The Signs and Symptoms like all diseases range from mild to severe. The development is usually gradual though in rare cases it has known to be acute. These signs and symptoms may include;
- Diarrhoea—it could be accompanied with intensified intestinal cramps
- Fever and fatigue – this is usually low grade and due infection or inflammation. The individual also tends to have low energy levels and fatigue.
- Abdominal pain and cramp, due to ulceration and inflammation. This could vary from slight discomfort to nausea and vomiting.
- Blood in the stool is quite common, sometimes it is visible and sometimes it is not.
- Chronic mouth sores, or canker sores are also associated.
- Reduced appetite and weight loss due to cramps is seen. There is also an altered ability to digest and absorb food.
- Perianal disease— that is formation of a tunnel into the skin may there this is called a fistula; there could be pain or drainage from this area.
- When the condition is severe it may be accompanied by
- Inflammation of skin, eyes and joints
- Inflammation of liver or bile ducts
- Delayed growth or sexual development in children
When Does Consult A Doctor?
It is time to see the doctor if there is a persistent change in the bowel habits or if the following signs are seen
- Abdominal pain
- Blood in the stools
- Ongoing bouts of diarrhoea that does not respond to over the counter drugs.

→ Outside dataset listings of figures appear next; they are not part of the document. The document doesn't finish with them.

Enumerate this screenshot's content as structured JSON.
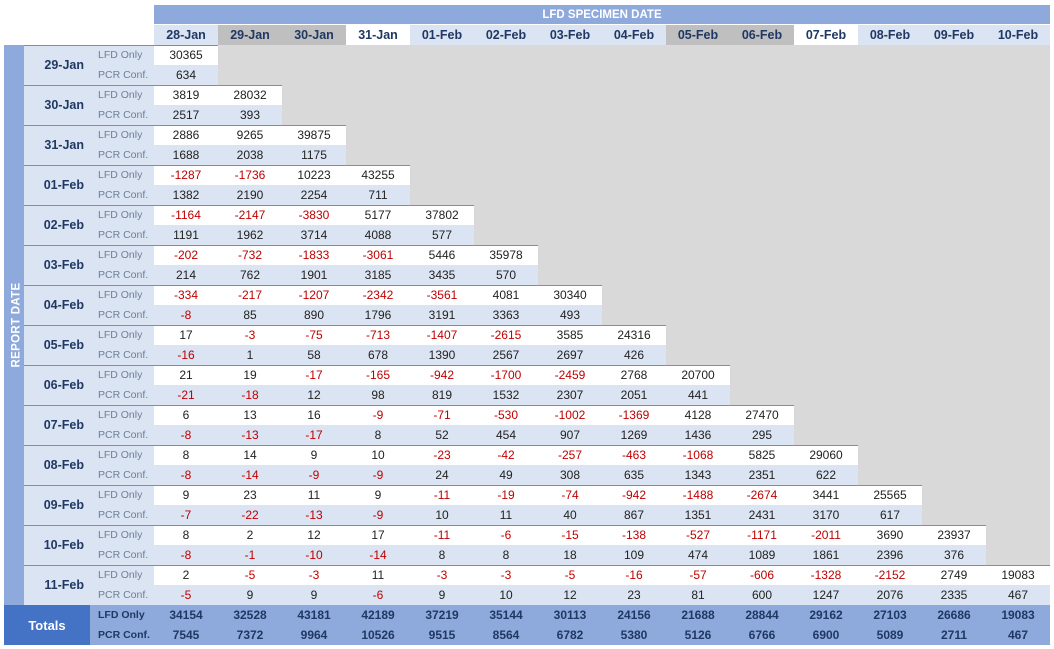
{
  "banner_title": "LFD SPECIMEN DATE",
  "side_title": "REPORT DATE",
  "col_headers": [
    "28-Jan",
    "29-Jan",
    "30-Jan",
    "31-Jan",
    "01-Feb",
    "02-Feb",
    "03-Feb",
    "04-Feb",
    "05-Feb",
    "06-Feb",
    "07-Feb",
    "08-Feb",
    "09-Feb",
    "10-Feb"
  ],
  "row_types": [
    "LFD Only",
    "PCR Conf."
  ],
  "rows": [
    {
      "date": "29-Jan",
      "lfd": [
        "30365"
      ],
      "pcr": [
        "634"
      ]
    },
    {
      "date": "30-Jan",
      "lfd": [
        "3819",
        "28032"
      ],
      "pcr": [
        "2517",
        "393"
      ]
    },
    {
      "date": "31-Jan",
      "lfd": [
        "2886",
        "9265",
        "39875"
      ],
      "pcr": [
        "1688",
        "2038",
        "1175"
      ]
    },
    {
      "date": "01-Feb",
      "lfd": [
        "-1287",
        "-1736",
        "10223",
        "43255"
      ],
      "pcr": [
        "1382",
        "2190",
        "2254",
        "711"
      ]
    },
    {
      "date": "02-Feb",
      "lfd": [
        "-1164",
        "-2147",
        "-3830",
        "5177",
        "37802"
      ],
      "pcr": [
        "1191",
        "1962",
        "3714",
        "4088",
        "577"
      ]
    },
    {
      "date": "03-Feb",
      "lfd": [
        "-202",
        "-732",
        "-1833",
        "-3061",
        "5446",
        "35978"
      ],
      "pcr": [
        "214",
        "762",
        "1901",
        "3185",
        "3435",
        "570"
      ]
    },
    {
      "date": "04-Feb",
      "lfd": [
        "-334",
        "-217",
        "-1207",
        "-2342",
        "-3561",
        "4081",
        "30340"
      ],
      "pcr": [
        "-8",
        "85",
        "890",
        "1796",
        "3191",
        "3363",
        "493"
      ]
    },
    {
      "date": "05-Feb",
      "lfd": [
        "17",
        "-3",
        "-75",
        "-713",
        "-1407",
        "-2615",
        "3585",
        "24316"
      ],
      "pcr": [
        "-16",
        "1",
        "58",
        "678",
        "1390",
        "2567",
        "2697",
        "426"
      ]
    },
    {
      "date": "06-Feb",
      "lfd": [
        "21",
        "19",
        "-17",
        "-165",
        "-942",
        "-1700",
        "-2459",
        "2768",
        "20700"
      ],
      "pcr": [
        "-21",
        "-18",
        "12",
        "98",
        "819",
        "1532",
        "2307",
        "2051",
        "441"
      ]
    },
    {
      "date": "07-Feb",
      "lfd": [
        "6",
        "13",
        "16",
        "-9",
        "-71",
        "-530",
        "-1002",
        "-1369",
        "4128",
        "27470"
      ],
      "pcr": [
        "-8",
        "-13",
        "-17",
        "8",
        "52",
        "454",
        "907",
        "1269",
        "1436",
        "295"
      ]
    },
    {
      "date": "08-Feb",
      "lfd": [
        "8",
        "14",
        "9",
        "10",
        "-23",
        "-42",
        "-257",
        "-463",
        "-1068",
        "5825",
        "29060"
      ],
      "pcr": [
        "-8",
        "-14",
        "-9",
        "-9",
        "24",
        "49",
        "308",
        "635",
        "1343",
        "2351",
        "622"
      ]
    },
    {
      "date": "09-Feb",
      "lfd": [
        "9",
        "23",
        "11",
        "9",
        "-11",
        "-19",
        "-74",
        "-942",
        "-1488",
        "-2674",
        "3441",
        "25565"
      ],
      "pcr": [
        "-7",
        "-22",
        "-13",
        "-9",
        "10",
        "11",
        "40",
        "867",
        "1351",
        "2431",
        "3170",
        "617"
      ]
    },
    {
      "date": "10-Feb",
      "lfd": [
        "8",
        "2",
        "12",
        "17",
        "-11",
        "-6",
        "-15",
        "-138",
        "-527",
        "-1171",
        "-2011",
        "3690",
        "23937"
      ],
      "pcr": [
        "-8",
        "-1",
        "-10",
        "-14",
        "8",
        "8",
        "18",
        "109",
        "474",
        "1089",
        "1861",
        "2396",
        "376"
      ]
    },
    {
      "date": "11-Feb",
      "lfd": [
        "2",
        "-5",
        "-3",
        "11",
        "-3",
        "-3",
        "-5",
        "-16",
        "-57",
        "-606",
        "-1328",
        "-2152",
        "2749",
        "19083"
      ],
      "pcr": [
        "-5",
        "9",
        "9",
        "-6",
        "9",
        "10",
        "12",
        "23",
        "81",
        "600",
        "1247",
        "2076",
        "2335",
        "467"
      ]
    }
  ],
  "totals": {
    "label": "Totals",
    "lfd": [
      "34154",
      "32528",
      "43181",
      "42189",
      "37219",
      "35144",
      "30113",
      "24156",
      "21688",
      "28844",
      "29162",
      "27103",
      "26686",
      "19083"
    ],
    "pcr": [
      "7545",
      "7372",
      "9964",
      "10526",
      "9515",
      "8564",
      "6782",
      "5380",
      "5126",
      "6766",
      "6900",
      "5089",
      "2711",
      "467"
    ]
  },
  "colors": {
    "banner": "#8ea9db",
    "header_light": "#dbe4f2",
    "header_dark": "#bfbfbf",
    "negative": "#c00000",
    "totals_label": "#4472c4",
    "empty": "#d9d9d9"
  }
}
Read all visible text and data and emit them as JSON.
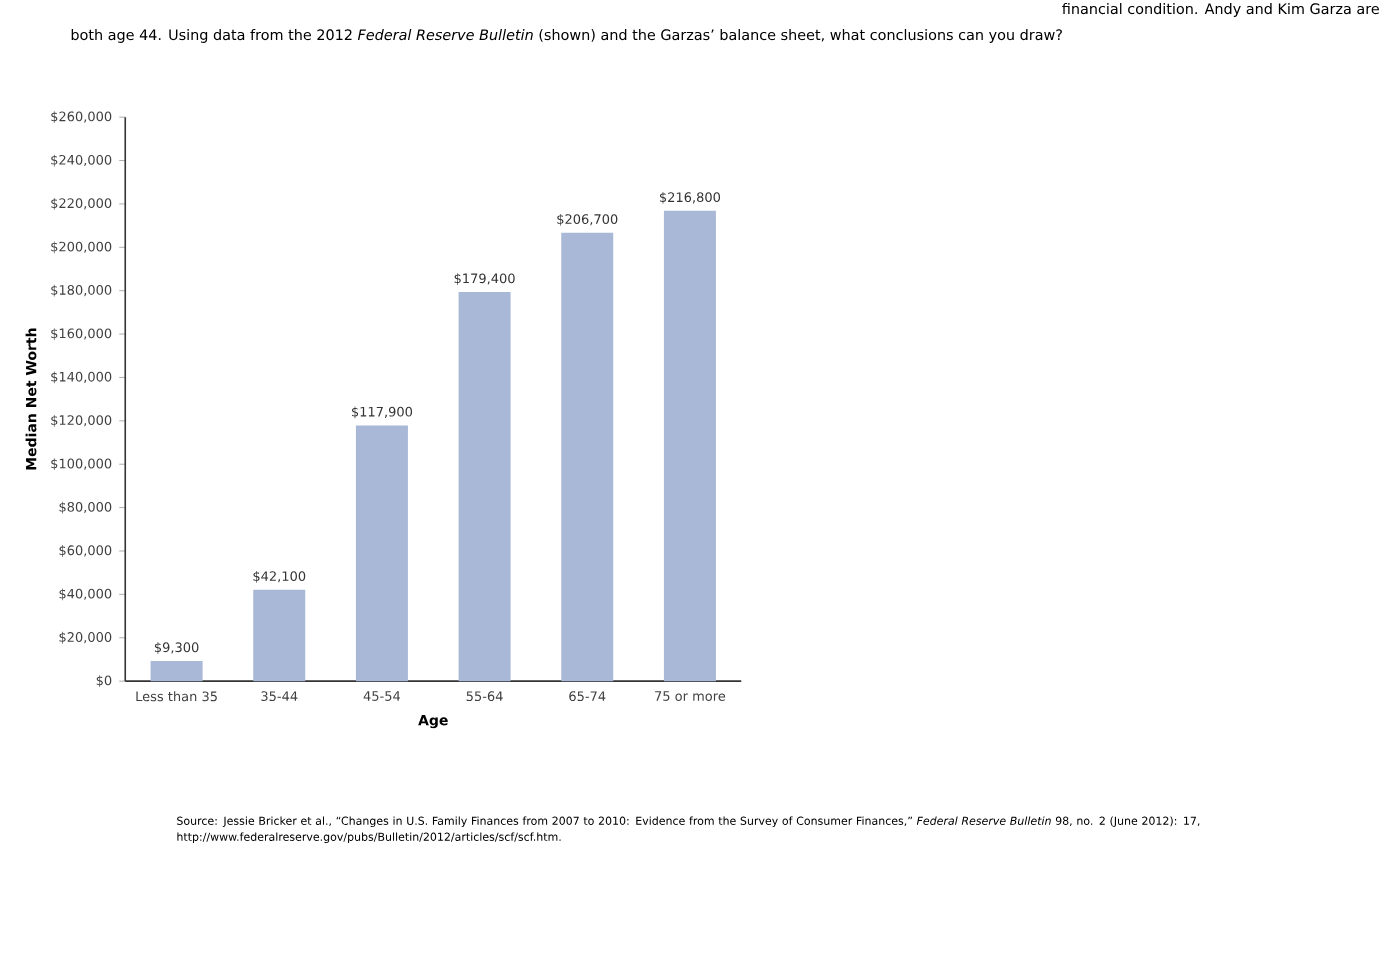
{
  "chart_data": {
    "type": "bar",
    "xlabel": "Age",
    "ylabel": "Median Net Worth",
    "categories": [
      "Less than 35",
      "35-44",
      "45-54",
      "55-64",
      "65-74",
      "75 or more"
    ],
    "values": [
      9300,
      42100,
      117900,
      179400,
      206700,
      216800
    ],
    "value_labels": [
      "$9,300",
      "$42,100",
      "$117,900",
      "$179,400",
      "$206,700",
      "$216,800"
    ],
    "color": "#a9b8d6",
    "ylim": [
      0,
      260000
    ],
    "yticks": [
      {
        "value": 0,
        "label": "$0"
      },
      {
        "value": 20000,
        "label": "$20,000"
      },
      {
        "value": 40000,
        "label": "$40,000"
      },
      {
        "value": 60000,
        "label": "$60,000"
      },
      {
        "value": 80000,
        "label": "$80,000"
      },
      {
        "value": 100000,
        "label": "$100,000"
      },
      {
        "value": 120000,
        "label": "$120,000"
      },
      {
        "value": 140000,
        "label": "$140,000"
      },
      {
        "value": 160000,
        "label": "$160,000"
      },
      {
        "value": 180000,
        "label": "$180,000"
      },
      {
        "value": 200000,
        "label": "$200,000"
      },
      {
        "value": 220000,
        "label": "$220,000"
      },
      {
        "value": 240000,
        "label": "$240,000"
      },
      {
        "value": 260000,
        "label": "$260,000"
      }
    ],
    "annotations": [
      "financial condition. Andy and Kim Garza are",
      "both age 44. Using data from the 2012 *Federal Reserve Bulletin* (shown) and the Garzas’ balance sheet, what conclusions can you draw?",
      "Source: Jessie Bricker et al., “Changes in U.S. Family Finances from 2007 to 2010: Evidence from the Survey of Consumer Finances,” *Federal Reserve Bulletin* 98, no. 2 (June 2012): 17, http://www.federalreserve.gov/pubs/Bulletin/2012/articles/scf/scf.htm."
    ]
  }
}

- Unexplained fever lasting for more than a day or two.
- Unexplained weight loss.
Controlling Crohn’s disease:
Since the factors involved in causing the disease is very complex it would be best to consult your doctor and work a treatment plan. In addition to Allopathic, Ayurveda and Homeopathy also provide some excellent options, which are extremely supportive in handling the disorder.